Zgodnie ze zwyczajem w Nowy Rok o godz. 12 piłkarze Skawy i Iskry spotykają na pierwszym meczu. Tak będzie również w poniedziałek, 1 stycznia. To już dwudziesty drugi noworoczny mecz pomiędzy tymi drużynami.
Tradycję zapoczątkował Kazimierz Błachut (zm. 2013) z Kleczy, wieloletni prezes obu klubów. Tyle tylko, że za jego czasów mecze były rozgrywane na zmianę raz na boisku Skawy, raz na Iskry.
Odkąd w Wadowicach pojawił się Orlik, oba kluby nie są już takie chętne do spotkań towarzyskich na boiskowej murawie i od siedmiu lat wybierają sztuczne boisko dla dzieci, gdzie gra niby się toczy, ale czegoś tutaj brakuje. Emocji, trybun i 11 zawodników po jednej i drugiej stronie.

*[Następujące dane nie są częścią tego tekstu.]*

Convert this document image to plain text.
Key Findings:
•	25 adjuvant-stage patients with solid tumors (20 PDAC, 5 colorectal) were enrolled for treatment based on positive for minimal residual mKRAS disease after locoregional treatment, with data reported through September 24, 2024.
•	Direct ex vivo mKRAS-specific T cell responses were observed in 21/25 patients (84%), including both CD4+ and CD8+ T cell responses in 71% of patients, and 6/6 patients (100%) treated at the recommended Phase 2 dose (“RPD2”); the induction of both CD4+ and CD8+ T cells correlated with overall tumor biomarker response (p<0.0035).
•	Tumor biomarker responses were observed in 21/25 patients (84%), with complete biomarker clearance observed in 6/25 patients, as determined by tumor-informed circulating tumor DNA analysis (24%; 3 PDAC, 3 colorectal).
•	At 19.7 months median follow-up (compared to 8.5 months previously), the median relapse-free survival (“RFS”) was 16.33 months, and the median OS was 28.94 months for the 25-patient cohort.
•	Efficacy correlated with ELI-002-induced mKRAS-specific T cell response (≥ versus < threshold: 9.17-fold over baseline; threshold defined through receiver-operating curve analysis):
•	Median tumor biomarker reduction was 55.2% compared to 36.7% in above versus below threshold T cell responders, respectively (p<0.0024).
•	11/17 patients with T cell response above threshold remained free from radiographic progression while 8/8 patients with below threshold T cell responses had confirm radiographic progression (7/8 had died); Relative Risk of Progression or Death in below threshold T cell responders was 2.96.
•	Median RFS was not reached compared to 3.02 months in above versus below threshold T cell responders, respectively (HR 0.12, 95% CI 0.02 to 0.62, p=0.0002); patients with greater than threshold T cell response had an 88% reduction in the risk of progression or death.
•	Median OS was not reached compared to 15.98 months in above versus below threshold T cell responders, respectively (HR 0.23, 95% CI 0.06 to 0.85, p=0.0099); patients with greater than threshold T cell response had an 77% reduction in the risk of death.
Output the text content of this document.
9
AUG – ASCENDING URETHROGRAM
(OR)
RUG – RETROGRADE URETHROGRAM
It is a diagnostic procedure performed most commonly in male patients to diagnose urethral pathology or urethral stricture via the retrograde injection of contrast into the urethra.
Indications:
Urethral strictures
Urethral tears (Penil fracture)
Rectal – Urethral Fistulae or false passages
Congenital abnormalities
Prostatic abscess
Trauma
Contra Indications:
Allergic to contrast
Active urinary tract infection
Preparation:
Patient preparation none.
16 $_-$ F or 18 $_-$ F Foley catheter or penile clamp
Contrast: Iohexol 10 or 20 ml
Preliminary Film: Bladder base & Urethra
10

Dawniej, niemal co roku można było się spodziewać, że 1 stycznia zielone murawy będą pokryte grubą warstwą białego puchu, który uchroni boiska przez zniszczeniem. Co więcej, piłkarze mieli okazję ocucić się w śniegu po sylwestrowych szaleństwach. Globalne ocieplenie oraz mieszanie się pór roku powoduje jednak, że ciężko o zimę w okresie świąteczno – noworocznym.
Rezygnację z prawdziwego meczu noworocznego kluby tłumaczą tym, że gra na zmrożonej, twardej, bądź w zależności od aury błotnistej murawie pełnowymiarowego boiska grozi kontuzjami zawodników, a tego przecież nikt nie chce.
I na koniec. W ostatnim pojedynku, rok temu Skawa Wadowice poległa przegrywając 6:0 z Iskrą Kleczą. Miejmy nadzieję, że to spotkanie nie będzie meczem do jednej bramki.